By The Star Staff Writer
MOGADISHU – Eritrean President Isaias Afwerki paid his first visit to the Somali capital on Thursday to bolster his country’s historical ties with the Horn of Africa nation that supported his people’ struggle for independence from Ethiopia.
“It is a great honour to welcome President Isaias Afwerki to #Mogadishu today on this historic visit. #Somalia and #Eritrea have a historic bond of friendship which we will transform into modern opportunities for our two brotherly peoples. Soo Dhawoow Mudane Madaxweyne!,” said President Mohamed Abduulahi Mohamed “Farmajo in a Twitter message after receiving the Eritrean leader.
Afwerki’s visit is “part and parcel of the consultative Tripartite Summits of the Heads of State and Government of Eritrea, Ethiopia and Somalia,” tweeted Yemane G. Meskel, Eritrea’s Information Minister.
On Sept. 5, 2018, the leaders of Somalia, Eritrea and Ethiopia agreed to “foster comprehensive cooperation,” promote “regional peace and security” and “build close political, economic, social, cultural and security ties.”

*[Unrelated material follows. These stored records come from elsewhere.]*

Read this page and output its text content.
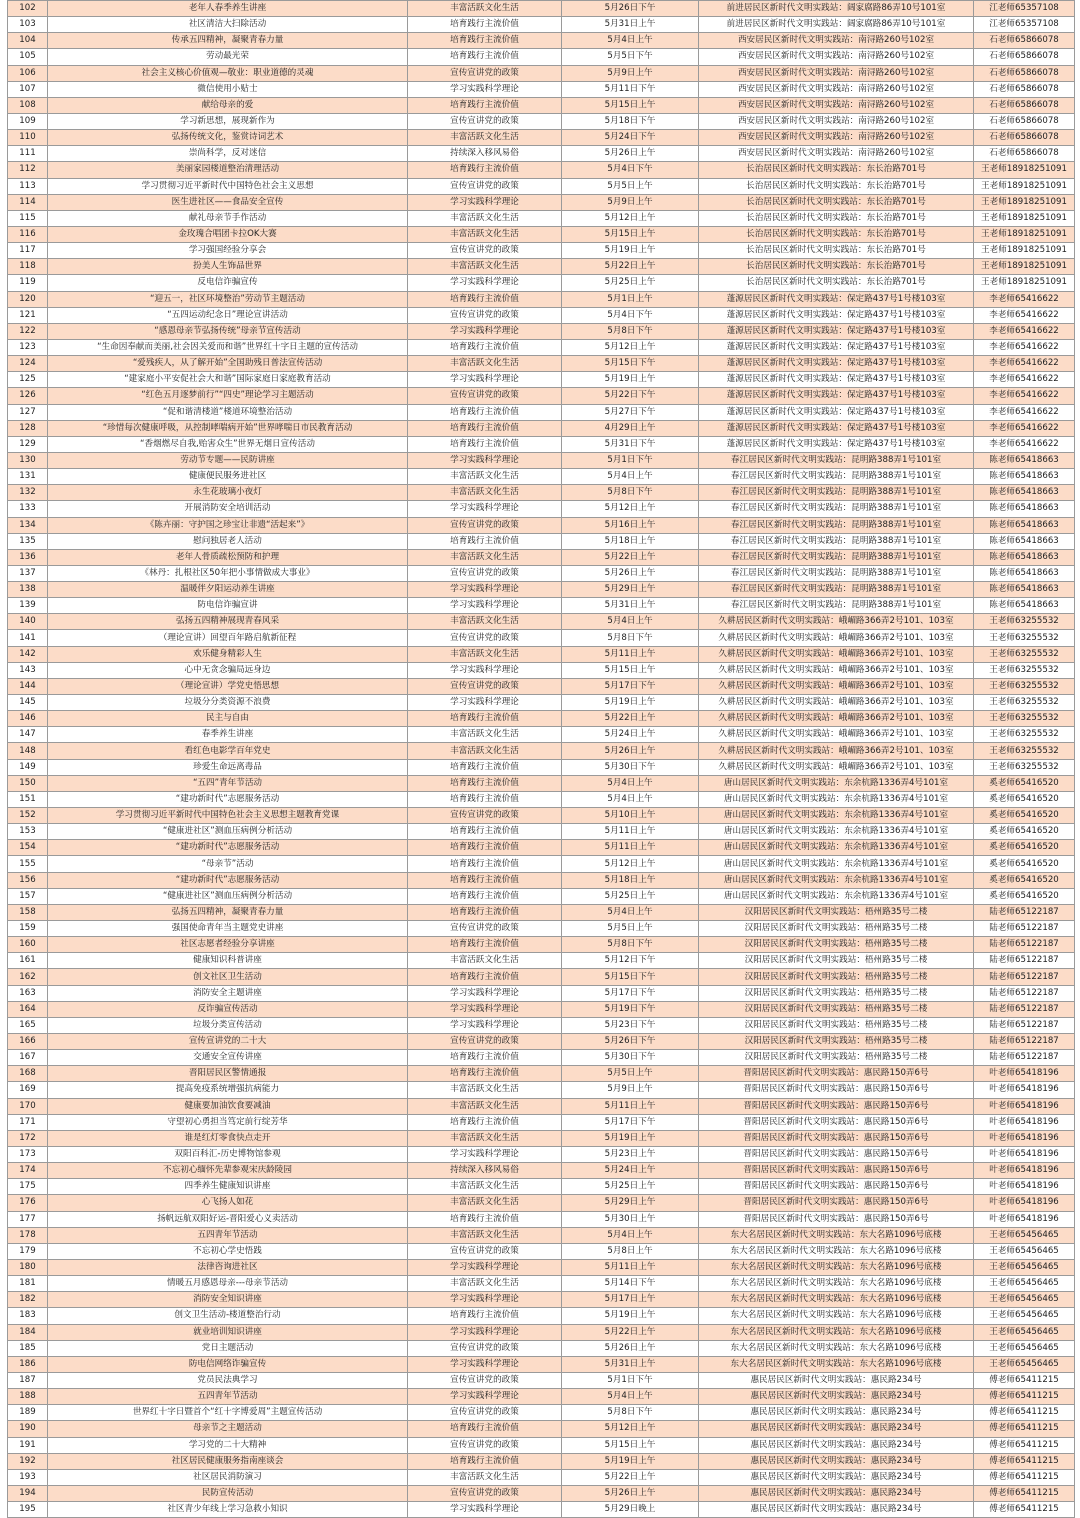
102	老年人春季养生讲座	丰富活跃文化生活	5月26日下午	前进居民区新时代文明实践站：阔家腐路86弄10号101室	江老师65357108
103	社区清洁大扫除活动	培育践行主流价值	5月31日上午	前进居民区新时代文明实践站：阔家腐路86弄10号101室	江老师65357108
104	传承五四精神，凝聚青春力量	培育践行主流价值	5月4日上午	西安居民区新时代文明实践站：南浔路260号102室	石老师65866078
105	劳动最光荣	培育践行主流价值	5月5日下午	西安居民区新时代文明实践站：南浔路260号102室	石老师65866078
106	社会主义核心价值观—敬业：职业道德的灵魂	宣传宣讲党的政策	5月9日上午	西安居民区新时代文明实践站：南浔路260号102室	石老师65866078
107	微信使用小贴士	学习实践科学理论	5月11日下午	西安居民区新时代文明实践站：南浔路260号102室	石老师65866078
108	献给母亲的爱	培育践行主流价值	5月15日上午	西安居民区新时代文明实践站：南浔路260号102室	石老师65866078
109	学习新思想，展现新作为	宣传宣讲党的政策	5月18日下午	西安居民区新时代文明实践站：南浔路260号102室	石老师65866078
110	弘扬传统文化，鉴赏诗词艺术	丰富活跃文化生活	5月24日下午	西安居民区新时代文明实践站：南浔路260号102室	石老师65866078
111	崇尚科学，反对迷信	持续深入移风易俗	5月26日上午	西安居民区新时代文明实践站：南浔路260号102室	石老师65866078
112	美丽家园楼道整治清理活动	培育践行主流价值	5月4日下午	长治居民区新时代文明实践站：东长治路701号	王老师18918251091
113	学习贯彻习近平新时代中国特色社会主义思想	宣传宣讲党的政策	5月5日上午	长治居民区新时代文明实践站：东长治路701号	王老师18918251091
114	医生进社区——食品安全宣传	学习实践科学理论	5月9日上午	长治居民区新时代文明实践站：东长治路701号	王老师18918251091
115	献礼母亲节手作活动	丰富活跃文化生活	5月12日上午	长治居民区新时代文明实践站：东长治路701号	王老师18918251091
116	金玫瑰合唱团卡拉OK大赛	丰富活跃文化生活	5月15日上午	长治居民区新时代文明实践站：东长治路701号	王老师18918251091
117	学习强国经验分享会	宣传宣讲党的政策	5月19日上午	长治居民区新时代文明实践站：东长治路701号	王老师18918251091
118	扮美人生饰品世界	丰富活跃文化生活	5月22日上午	长治居民区新时代文明实践站：东长治路701号	王老师18918251091
119	反电信诈骗宣传	学习实践科学理论	5月25日上午	长治居民区新时代文明实践站：东长治路701号	王老师18918251091
120	“迎五一，社区环境整治”劳动节主题活动	培育践行主流价值	5月1日上午	蓬源居民区新时代文明实践站：保定路437号1号楼103室	李老师65416622
121	“五四运动纪念日”理论宣讲活动	宣传宣讲党的政策	5月4日下午	蓬源居民区新时代文明实践站：保定路437号1号楼103室	李老师65416622
122	“感恩母亲节弘扬传统”母亲节宣传活动	学习实践科学理论	5月8日下午	蓬源居民区新时代文明实践站：保定路437号1号楼103室	李老师65416622
123	“生命因奉献而美丽,社会因关爱而和谐”世界红十字日主题的宣传活动	培育践行主流价值	5月12日上午	蓬源居民区新时代文明实践站：保定路437号1号楼103室	李老师65416622
124	“爱残疾人，从了解开始”全国助残日普法宣传活动	丰富活跃文化生活	5月15日下午	蓬源居民区新时代文明实践站：保定路437号1号楼103室	李老师65416622
125	“建家庭小平安促社会大和谐”国际家庭日家庭教育活动	学习实践科学理论	5月19日上午	蓬源居民区新时代文明实践站：保定路437号1号楼103室	李老师65416622
126	“红色五月逐梦前行”“四史”理论学习主题活动	宣传宣讲党的政策	5月22日下午	蓬源居民区新时代文明实践站：保定路437号1号楼103室	李老师65416622
127	“促和谐清楼道”楼道环境整治活动	培育践行主流价值	5月27日下午	蓬源居民区新时代文明实践站：保定路437号1号楼103室	李老师65416622
128	“珍惜每次健康呼吸，从控制哮喘病开始”世界哮喘日市民教育活动	培育践行主流价值	4月29日上午	蓬源居民区新时代文明实践站：保定路437号1号楼103室	李老师65416622
129	“香烟燃尽自我,贻害众生”世界无烟日宣传活动	培育践行主流价值	5月31日下午	蓬源居民区新时代文明实践站：保定路437号1号楼103室	李老师65416622
130	劳动节专题——民防讲座	学习实践科学理论	5月1日下午	春江居民区新时代文明实践站：昆明路388弄1号101室	陈老师65418663
131	健康便民服务进社区	丰富活跃文化生活	5月4日上午	春江居民区新时代文明实践站：昆明路388弄1号101室	陈老师65418663
132	永生花玻璃小夜灯	丰富活跃文化生活	5月8日下午	春江居民区新时代文明实践站：昆明路388弄1号101室	陈老师65418663
133	开展消防安全培训活动	学习实践科学理论	5月12日上午	春江居民区新时代文明实践站：昆明路388弄1号101室	陈老师65418663
134	《陈卉丽：守护国之珍宝让非遗“活起来”》	宣传宣讲党的政策	5月16日上午	春江居民区新时代文明实践站：昆明路388弄1号101室	陈老师65418663
135	慰问独居老人活动	培育践行主流价值	5月18日上午	春江居民区新时代文明实践站：昆明路388弄1号101室	陈老师65418663
136	老年人骨质疏松预防和护理	丰富活跃文化生活	5月22日上午	春江居民区新时代文明实践站：昆明路388弄1号101室	陈老师65418663
137	《林丹：扎根社区50年把小事情做成大事业》	宣传宣讲党的政策	5月26日上午	春江居民区新时代文明实践站：昆明路388弄1号101室	陈老师65418663
138	温暖伴夕阳运动养生讲座	学习实践科学理论	5月29日上午	春江居民区新时代文明实践站：昆明路388弄1号101室	陈老师65418663
139	防电信诈骗宣讲	学习实践科学理论	5月31日上午	春江居民区新时代文明实践站：昆明路388弄1号101室	陈老师65418663
140	弘扬五四精神展现青春风采	丰富活跃文化生活	5月4日上午	久耕居民区新时代文明实践站：峨嵋路366弄2号101、103室	王老师63255532
141	（理论宣讲）回望百年路启航新征程	宣传宣讲党的政策	5月8日下午	久耕居民区新时代文明实践站：峨嵋路366弄2号101、103室	王老师63255532
142	欢乐健身精彩人生	丰富活跃文化生活	5月11日上午	久耕居民区新时代文明实践站：峨嵋路366弄2号101、103室	王老师63255532
143	心中无贪念骗局远身边	学习实践科学理论	5月15日上午	久耕居民区新时代文明实践站：峨嵋路366弄2号101、103室	王老师63255532
144	（理论宣讲）学党史悟思想	宣传宣讲党的政策	5月17日下午	久耕居民区新时代文明实践站：峨嵋路366弄2号101、103室	王老师63255532
145	垃圾分分类资源不浪费	学习实践科学理论	5月19日上午	久耕居民区新时代文明实践站：峨嵋路366弄2号101、103室	王老师63255532
146	民主与自由	培育践行主流价值	5月22日上午	久耕居民区新时代文明实践站：峨嵋路366弄2号101、103室	王老师63255532
147	春季养生讲座	丰富活跃文化生活	5月24日上午	久耕居民区新时代文明实践站：峨嵋路366弄2号101、103室	王老师63255532
148	看红色电影学百年党史	丰富活跃文化生活	5月26日上午	久耕居民区新时代文明实践站：峨嵋路366弄2号101、103室	王老师63255532
149	珍爱生命远离毒品	培育践行主流价值	5月30日下午	久耕居民区新时代文明实践站：峨嵋路366弄2号101、103室	王老师63255532
150	“五四”青年节活动	培育践行主流价值	5月4日上午	唐山居民区新时代文明实践站：东余杭路1336弄4号101室	奚老师65416520
151	“建功新时代”志愿服务活动	培育践行主流价值	5月4日上午	唐山居民区新时代文明实践站：东余杭路1336弄4号101室	奚老师65416520
152	学习贯彻习近平新时代中国特色社会主义思想主题教育党课	宣传宣讲党的政策	5月10日上午	唐山居民区新时代文明实践站：东余杭路1336弄4号101室	奚老师65416520
153	“健康进社区”测血压病例分析活动	培育践行主流价值	5月11日上午	唐山居民区新时代文明实践站：东余杭路1336弄4号101室	奚老师65416520
154	“建功新时代”志愿服务活动	培育践行主流价值	5月11日上午	唐山居民区新时代文明实践站：东余杭路1336弄4号101室	奚老师65416520
155	“母亲节”活动	培育践行主流价值	5月12日上午	唐山居民区新时代文明实践站：东余杭路1336弄4号101室	奚老师65416520
156	“建功新时代”志愿服务活动	培育践行主流价值	5月18日上午	唐山居民区新时代文明实践站：东余杭路1336弄4号101室	奚老师65416520
157	“健康进社区”测血压病例分析活动	培育践行主流价值	5月25日上午	唐山居民区新时代文明实践站：东余杭路1336弄4号101室	奚老师65416520
158	弘扬五四精神，凝聚青春力量	培育践行主流价值	5月4日上午	汉阳居民区新时代文明实践站：梧州路35号二楼	陆老师65122187
159	强国使命青年当主题党史讲座	宣传宣讲党的政策	5月5日上午	汉阳居民区新时代文明实践站：梧州路35号二楼	陆老师65122187
160	社区志愿者经验分享讲座	培育践行主流价值	5月8日下午	汉阳居民区新时代文明实践站：梧州路35号二楼	陆老师65122187
161	健康知识科普讲座	丰富活跃文化生活	5月12日下午	汉阳居民区新时代文明实践站：梧州路35号二楼	陆老师65122187
162	创文社区卫生活动	培育践行主流价值	5月15日下午	汉阳居民区新时代文明实践站：梧州路35号二楼	陆老师65122187
163	消防安全主题讲座	学习实践科学理论	5月17日下午	汉阳居民区新时代文明实践站：梧州路35号二楼	陆老师65122187
164	反诈骗宣传活动	学习实践科学理论	5月19日下午	汉阳居民区新时代文明实践站：梧州路35号二楼	陆老师65122187
165	垃圾分类宣传活动	学习实践科学理论	5月23日下午	汉阳居民区新时代文明实践站：梧州路35号二楼	陆老师65122187
166	宣传宣讲党的二十大	宣传宣讲党的政策	5月26日下午	汉阳居民区新时代文明实践站：梧州路35号二楼	陆老师65122187
167	交通安全宣传讲座	培育践行主流价值	5月30日下午	汉阳居民区新时代文明实践站：梧州路35号二楼	陆老师65122187
168	晋阳居民区警情通报	培育践行主流价值	5月5日上午	晋阳居民区新时代文明实践站：惠民路150弄6号	叶老师65418196
169	提高免疫系统增强抗病能力	丰富活跃文化生活	5月9日上午	晋阳居民区新时代文明实践站：惠民路150弄6号	叶老师65418196
170	健康要加油饮食要减油	丰富活跃文化生活	5月11日上午	晋阳居民区新时代文明实践站：惠民路150弄6号	叶老师65418196
171	守望初心勇担当笃定前行绽芳华	培育践行主流价值	5月17日下午	晋阳居民区新时代文明实践站：惠民路150弄6号	叶老师65418196
172	谁是红灯零食快点走开	丰富活跃文化生活	5月19日上午	晋阳居民区新时代文明实践站：惠民路150弄6号	叶老师65418196
173	双阳百科汇-历史博物馆参观	学习实践科学理论	5月23日上午	晋阳居民区新时代文明实践站：惠民路150弄6号	叶老师65418196
174	不忘初心缅怀先辈参观宋庆龄陵园	持续深入移风易俗	5月24日上午	晋阳居民区新时代文明实践站：惠民路150弄6号	叶老师65418196
175	四季养生健康知识讲座	丰富活跃文化生活	5月25日上午	晋阳居民区新时代文明实践站：惠民路150弄6号	叶老师65418196
176	心飞扬人如花	丰富活跃文化生活	5月29日上午	晋阳居民区新时代文明实践站：惠民路150弄6号	叶老师65418196
177	扬帆远航双阳好运-晋阳爱心义卖活动	培育践行主流价值	5月30日上午	晋阳居民区新时代文明实践站：惠民路150弄6号	叶老师65418196
178	五四青年节活动	丰富活跃文化生活	5月4日上午	东大名居民区新时代文明实践站：东大名路1096号底楼	王老师65456465
179	不忘初心学史悟践	宣传宣讲党的政策	5月8日上午	东大名居民区新时代文明实践站：东大名路1096号底楼	王老师65456465
180	法律咨询进社区	学习实践科学理论	5月11日上午	东大名居民区新时代文明实践站：东大名路1096号底楼	王老师65456465
181	情暖五月感恩母亲---母亲节活动	丰富活跃文化生活	5月14日下午	东大名居民区新时代文明实践站：东大名路1096号底楼	王老师65456465
182	消防安全知识讲座	学习实践科学理论	5月17日上午	东大名居民区新时代文明实践站：东大名路1096号底楼	王老师65456465
183	创文卫生活动-楼道整治行动	培育践行主流价值	5月19日上午	东大名居民区新时代文明实践站：东大名路1096号底楼	王老师65456465
184	就业培训知识讲座	学习实践科学理论	5月22日上午	东大名居民区新时代文明实践站：东大名路1096号底楼	王老师65456465
185	党日主题活动	宣传宣讲党的政策	5月26日上午	东大名居民区新时代文明实践站：东大名路1096号底楼	王老师65456465
186	防电信网络诈骗宣传	学习实践科学理论	5月31日上午	东大名居民区新时代文明实践站：东大名路1096号底楼	王老师65456465
187	党员民法典学习	宣传宣讲党的政策	5月1日下午	惠民居民区新时代文明实践站：惠民路234号	傅老师65411215
188	五四青年节活动	学习实践科学理论	5月4日上午	惠民居民区新时代文明实践站：惠民路234号	傅老师65411215
189	世界红十字日暨首个“红十字博爱周”主题宣传活动	宣传宣讲党的政策	5月8日下午	惠民居民区新时代文明实践站：惠民路234号	傅老师65411215
190	母亲节之主题活动	培育践行主流价值	5月12日上午	惠民居民区新时代文明实践站：惠民路234号	傅老师65411215
191	学习党的二十大精神	宣传宣讲党的政策	5月15日上午	惠民居民区新时代文明实践站：惠民路234号	傅老师65411215
192	社区居民健康服务指南座谈会	培育践行主流价值	5月19日上午	惠民居民区新时代文明实践站：惠民路234号	傅老师65411215
193	社区居民消防演习	丰富活跃文化生活	5月22日上午	惠民居民区新时代文明实践站：惠民路234号	傅老师65411215
194	民防宣传活动	宣传宣讲党的政策	5月26日上午	惠民居民区新时代文明实践站：惠民路234号	傅老师65411215
195	社区青少年线上学习急救小知识	学习实践科学理论	5月29日晚上	惠民居民区新时代文明实践站：惠民路234号	傅老师65411215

Many Somalis have raised concerns over that agreement, saying President Farmajo’s aim of forging closer ties with Asmara and Addis Ababa is to bring in Ethiopian and Eritrean troops to the country to consolidate his power, especially at at time when his once skyrocketing popularity took a battering in recent months due to his administration’s political blunders.
Somali lawmakers have on Sunday submitted an impeachment motion against President Farmajo, accusing him of entering into “secret” agreements with Eritrean and Ethiopian governments, among other issues.
Parliamentary Speaker Mohamed Mursal Sheikh Abdirahman on Wednesday said that the motion — which he signed — would be handled according to the constitution and parliament’s Standing Orders.
The relationship between President Farmajo and Abdirahman has since nosedived, with the latter moving out of his official office-cum-residence and putting up at a hotel in the capital after government security agents barred lawmakers from visiting him.
At Mogadishu’s Aden Abdulle International Airport, however, President Farmajo showed little signs of that political turmoil threatening his future, welcoming his Eritrean counterpart with hugs and smiles.
“I had very productive discussions with H. E President Isaias Afwerki. Strengthening our two countries’ bilateral relations is important, it’s necessary for the bright future we want to build together. We are jointly embarking on a new era of regional cooperation on many fronts,” said President Farmajo.
Somalia, which is recovering from decades of civil war and lawlessness, was once the scene of a regional proxy war between Ethiopia and Eritrea, with the UN saying at one time that about 6000 to 8000 Ethiopians and 2000 fully equipped Eritrean troops were in the country to support opposing sides in Somalia’s conflict.
In 2006, Ethiopia invaded Somalia under the pretext of propping up a weak, internationally-backed Somali government that was being threatened by the forces of united Islamic courts that seized power in June 2006.
The Islamists, who were later ousted from power by US-backed Ethiopian forces, restored peace to Mogadishu for the first time in a decade and a half after routing predatory, US-financed warlords who divided the country into fiefdoms following the collapse of the nation’s central government in 1991.
Eritrea was the only country that openly supported Somalis’ struggle against the Ethiopian forces that occupied Somalia between 2007 and 2009. To protest Ethiopia’s invasion of the Horn of Africa nation, Asmara suspended its membership of the Intergovernmental Agency for Development, a regional bloc also known as IGAD that was largely under Addis Ababa’s influence.
Asmara’s bold decision to support Somalis’s push to remove Ethiopia from their country has angered many countries, including the United States, which provided Ethiopian forces in Somalia with military and intelligence support.
Although Asmara’s policy appeared to have largely been dictated by its desire to get back at the Ethiopian regime led by late dictator Meles Zenawi, yet Eritrea’s financial and military support for anti-Ethiopian Somali groups were an attempt to return the favor to Somalis who stood shoulder to shoulder with Eritreans during their guerrilla warfare to split off from Ethiopia, of which they were part before their independence in 1993.
The ties between Somalia and Eritrea, which soured in the early 2000s after Somali leaders became putty in late Meles Zenawi’s hands, was only officially restored on July 30th this year.
“Today marks a new era for our two nations’ bilateral relations,” tweeted the office of President Farmajo.